I think some of the name brands have went back to making knives in their prospective countries like Germany or the US.
My traditional 2 bladed 4" folder was $12.00 a few years back.


----------



## Bonaire-Dave (Dec 4, 2015)

The display I saw had both plain and serrated ones. Also, some had aluminum scales. And yes anything under $50.00 is probably made in China. I did find a small box of chocolate mints at Tractor Supply made in the USA today. Dave


----------



## T-N-T (Dec 9, 2015)

If you dont want to buy ANYthing Chinese,  you will be hard pressed to fill a shopping cart anywhere. 

$4 for a knife that works for a year is worth it.


----------



## gregj (Dec 10, 2015)

Oh  i know  that it's next to impossible to buy only American  made products but, when it comes to cutlery 
i buy American made. I like to look for older used knives
in antique shops and junk shops .  Some times you can find good used American made knives at a reasonable price.
I have over a hundred


----------



## Artfuldodger (Dec 11, 2015)

I was in an antique shop recently and bought a USA made
Buck folder.
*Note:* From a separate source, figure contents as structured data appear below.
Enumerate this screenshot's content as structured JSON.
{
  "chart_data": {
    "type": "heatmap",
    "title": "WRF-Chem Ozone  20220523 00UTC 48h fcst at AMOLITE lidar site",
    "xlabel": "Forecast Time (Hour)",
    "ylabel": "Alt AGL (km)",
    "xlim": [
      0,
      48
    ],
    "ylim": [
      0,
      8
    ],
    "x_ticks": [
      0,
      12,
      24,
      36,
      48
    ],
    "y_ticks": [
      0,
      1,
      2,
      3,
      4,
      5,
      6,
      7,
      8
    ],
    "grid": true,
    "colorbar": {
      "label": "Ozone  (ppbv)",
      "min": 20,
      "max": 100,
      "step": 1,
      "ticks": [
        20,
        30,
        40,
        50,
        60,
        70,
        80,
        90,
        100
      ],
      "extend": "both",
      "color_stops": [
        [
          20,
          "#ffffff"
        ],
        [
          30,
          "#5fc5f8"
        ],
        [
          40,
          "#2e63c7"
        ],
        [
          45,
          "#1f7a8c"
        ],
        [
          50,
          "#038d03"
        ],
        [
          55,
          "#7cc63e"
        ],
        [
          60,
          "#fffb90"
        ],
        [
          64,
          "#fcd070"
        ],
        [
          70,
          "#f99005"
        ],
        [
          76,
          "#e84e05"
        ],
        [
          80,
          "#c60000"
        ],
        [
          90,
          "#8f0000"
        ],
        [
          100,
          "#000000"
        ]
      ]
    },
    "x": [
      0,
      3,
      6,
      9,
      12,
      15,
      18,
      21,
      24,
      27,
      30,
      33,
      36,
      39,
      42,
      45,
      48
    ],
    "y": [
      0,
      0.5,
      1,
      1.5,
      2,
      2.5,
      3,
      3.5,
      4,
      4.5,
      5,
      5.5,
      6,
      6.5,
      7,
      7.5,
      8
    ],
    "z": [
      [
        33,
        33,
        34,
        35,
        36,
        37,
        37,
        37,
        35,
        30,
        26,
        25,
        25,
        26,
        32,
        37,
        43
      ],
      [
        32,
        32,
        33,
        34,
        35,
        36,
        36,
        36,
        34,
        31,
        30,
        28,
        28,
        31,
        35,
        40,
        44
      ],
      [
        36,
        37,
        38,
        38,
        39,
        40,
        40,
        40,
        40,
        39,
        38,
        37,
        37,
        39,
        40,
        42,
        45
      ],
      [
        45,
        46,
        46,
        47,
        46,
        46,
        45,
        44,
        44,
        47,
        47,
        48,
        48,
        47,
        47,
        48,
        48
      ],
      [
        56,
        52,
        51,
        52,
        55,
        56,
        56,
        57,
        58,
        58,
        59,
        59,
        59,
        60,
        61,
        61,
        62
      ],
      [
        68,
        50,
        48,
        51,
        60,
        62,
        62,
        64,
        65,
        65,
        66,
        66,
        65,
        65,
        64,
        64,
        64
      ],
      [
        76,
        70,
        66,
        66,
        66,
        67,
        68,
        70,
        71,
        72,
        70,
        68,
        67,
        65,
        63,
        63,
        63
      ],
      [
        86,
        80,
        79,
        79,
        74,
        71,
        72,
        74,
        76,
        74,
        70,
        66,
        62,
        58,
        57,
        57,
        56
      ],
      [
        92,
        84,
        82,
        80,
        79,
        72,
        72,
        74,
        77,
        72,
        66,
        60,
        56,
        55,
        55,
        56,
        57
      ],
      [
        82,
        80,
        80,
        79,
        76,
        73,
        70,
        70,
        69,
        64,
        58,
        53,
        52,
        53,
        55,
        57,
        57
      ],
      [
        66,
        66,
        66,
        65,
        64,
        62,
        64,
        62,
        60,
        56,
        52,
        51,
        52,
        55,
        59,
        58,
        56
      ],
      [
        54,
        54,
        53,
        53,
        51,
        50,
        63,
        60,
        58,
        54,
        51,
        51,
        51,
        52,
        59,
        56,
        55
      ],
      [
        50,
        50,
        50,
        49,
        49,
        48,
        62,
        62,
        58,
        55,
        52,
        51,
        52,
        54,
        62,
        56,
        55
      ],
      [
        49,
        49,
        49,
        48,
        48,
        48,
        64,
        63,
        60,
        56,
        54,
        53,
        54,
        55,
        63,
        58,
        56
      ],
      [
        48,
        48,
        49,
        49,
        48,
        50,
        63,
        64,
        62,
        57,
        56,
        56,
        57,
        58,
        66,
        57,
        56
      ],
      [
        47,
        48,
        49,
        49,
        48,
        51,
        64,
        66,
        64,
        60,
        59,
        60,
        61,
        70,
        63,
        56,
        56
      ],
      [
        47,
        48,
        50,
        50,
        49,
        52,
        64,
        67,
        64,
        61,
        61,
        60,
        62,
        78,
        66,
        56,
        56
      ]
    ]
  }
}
Another man bought every Old Timer in the display case which was about six of them.


----------



## j_seph (Dec 11, 2015)

*Under $40 at walmart*

Sharpens well and comes sharp


----------



## riverbank (Jun 29, 2016)

j_seph said:


> Sharpens well and comes sharp



I carry that one to ....I like it.


----------



## getaff (Jun 29, 2016)

j_seph said:


> Sharpens well and comes sharp



What model is that one.  I am afraid I have lost my Kershaw I have had for years


----------



## riverbank (Jul 7, 2016)

Kershaw "link" I think is what its called. I thought I still had the box but I can't find it.....imagine that ! Mine was about 35$ at Walmart , worth the money in my opinion.


----------